Moteurs

Publié le 14 octobre 2011 par Toulouseweb
Pratt, Rolls et les autres refont le monde.
On en parle trop peu, on ne souligne pas suffisamment leur rôle vital : sans les motoristes, Airbus, Boeing et les autres avionneurs construiraient des planeurs. Les ténors ne sont que quelques-uns à l’échelle du monde, trois ou quatre selon la manière de les compter, engagés dans une compétition très dure, technique, industrielle et financière.
Aujourd’hui, ce microcosme enregistre une petite révolution : Pratt & Whitney rachète pour un milliard et demi de dollars la part de Rolls-Royce dans le consortium International Aero Engines, lequel produit le concurrent du CFM56 franco-américain de Snecma et General Electric. Simultanément, Pratt & Rolls, que l’on croyait fâchés, annoncent la création d’une nouvelle filiale commune, non encore baptisée, qui développera un moteur de nouvelle génération pour court/moyen-courriers.

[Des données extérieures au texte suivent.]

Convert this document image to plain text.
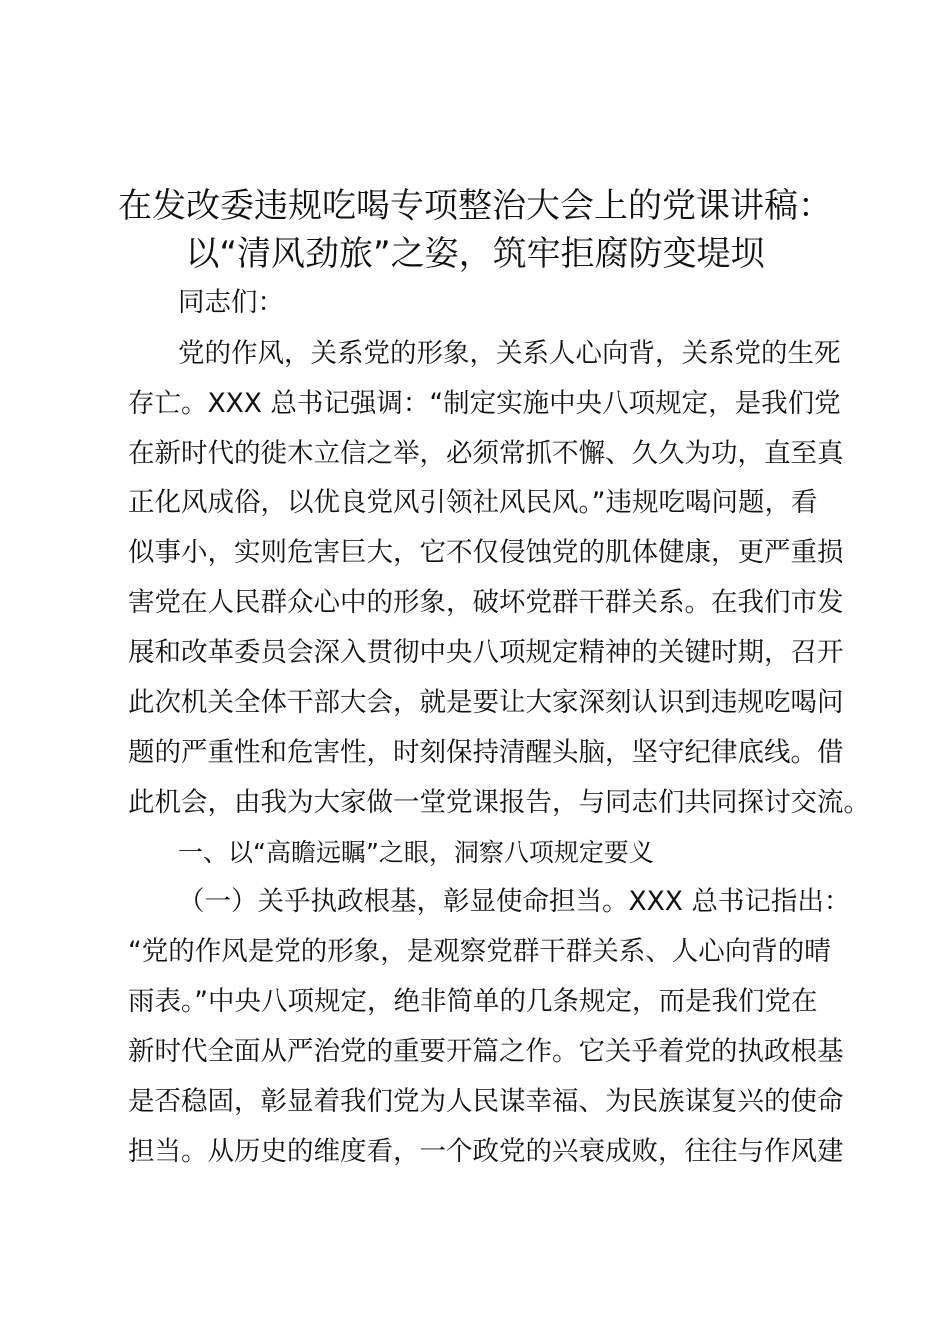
在发改委违规吃喝专项整治大会上的党课讲稿：
以“清风劲旅”之姿，筑牢拒腐防变堤坝
同志们：
党的作风，关系党的形象，关系人心向背，关系党的生死
存亡。XXX 总书记强调：“制定实施中央八项规定，是我们党
在新时代的徙木立信之举，必须常抓不懈、久久为功，直至真
正化风成俗，以优良党风引领社风民风。”违规吃喝问题，看
似事小，实则危害巨大，它不仅侵蚀党的肌体健康，更严重损
害党在人民群众心中的形象，破坏党群干群关系。在我们市发
展和改革委员会深入贯彻中央八项规定精神的关键时期，召开
此次机关全体干部大会，就是要让大家深刻认识到违规吃喝问
题的严重性和危害性，时刻保持清醒头脑，坚守纪律底线。借
此机会，由我为大家做一堂党课报告，与同志们共同探讨交流。
一、以“高瞻远瞩”之眼，洞察八项规定要义
（一）关乎执政根基，彰显使命担当。XXX 总书记指出：
“党的作风是党的形象，是观察党群干群关系、人心向背的晴
雨表。”中央八项规定，绝非简单的几条规定，而是我们党在
新时代全面从严治党的重要开篇之作。它关乎着党的执政根基
是否稳固，彰显着我们党为人民谋幸福、为民族谋复兴的使命
担当。从历史的维度看，一个政党的兴衰成败，往往与作风建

C’est compliqué, certes, mais beaucoup plus qu’une affaire de spécialistes. Cette double opération installe un duopole, renforce considérablement Pratt et maintient Rolls dans la course. L’Américain confirme ainsi son renforcement, l’Anglais apparaît plus solide qu’on ne pouvait le penser. Cela en sachant que le créneau visé correspond à environ 45.000 moteurs sur 20 ans, un colossal pactole.
Il ne faut pas se voiler la face : la grosse propulsion aéronautique civile est dominée par General Electric et Pratt & Whitney, aidés par leurs alliés européens et japonais. Rolls-Royce conserve des positions très fortes, comme en témoigne sa lignée de Trent, laquelle assure notamment la motorisation exclusive du futur Airbus A350XWB. Mais les Anglais étaient apparemment distancés en milieu de gamme, faute de disposer d’une proposition adéquate pour prétendre à la motorisation des nouveaux Airbus et Boeing et, surtout, de leurs futurs successeurs. Le moteur RB 282, bien que faisant l’objet de travaux importants, n’était qu’un projet.
La nouvelle donne apparaît d’autant plus importante, en même temps qu’elle accorde une petite place au partenaire allemand MTU Aero Engines et au consortium Japanese Aero Engines. Mais il convient surtout de retenir que Pratt mène la danse, confirmant sa volonté de s’arroger le premier rôle, après un passage à vide, «syndrome du JT8D», expliquent les spécialistes. Ledit JT8D, au demeurant un moteur excellent, équipait la génération des DC-9, des premiers 737 et les 727, dans des conditions qui, à leur apogée, confinèrent au monopole de fait. D’où, involontairement bien sûr, une tendance dangereuse de Pratt de se reposer sur ses lauriers, une faiblesse mise à profit par Snecma et General Electric pour installer le CFM56.
Voici les cartes rebattues. Snecma/General Electric feront face à Pratt/Rolls, un bras de fer exceptionnel qui prendra toute sa signification quand seront lancés le New Small Aircraft de Boeing et l’A30X d’Airbus, une double opération attendue à la fin de la décennie et qui conduira les rivaux jusqu’à 2050 et au-delà. D’autres avionneurs sont partie prenante, Comac en Chine, Irkut en Russie, Bombardier au Canada, Mitsubishi au Japon. Tous attendent des moteurs toujours plus performants, affichant une consommation de carburant réduite et des émissions sonores encore en recul. D’où l’importance des grandes manœuvres menées par Pratt.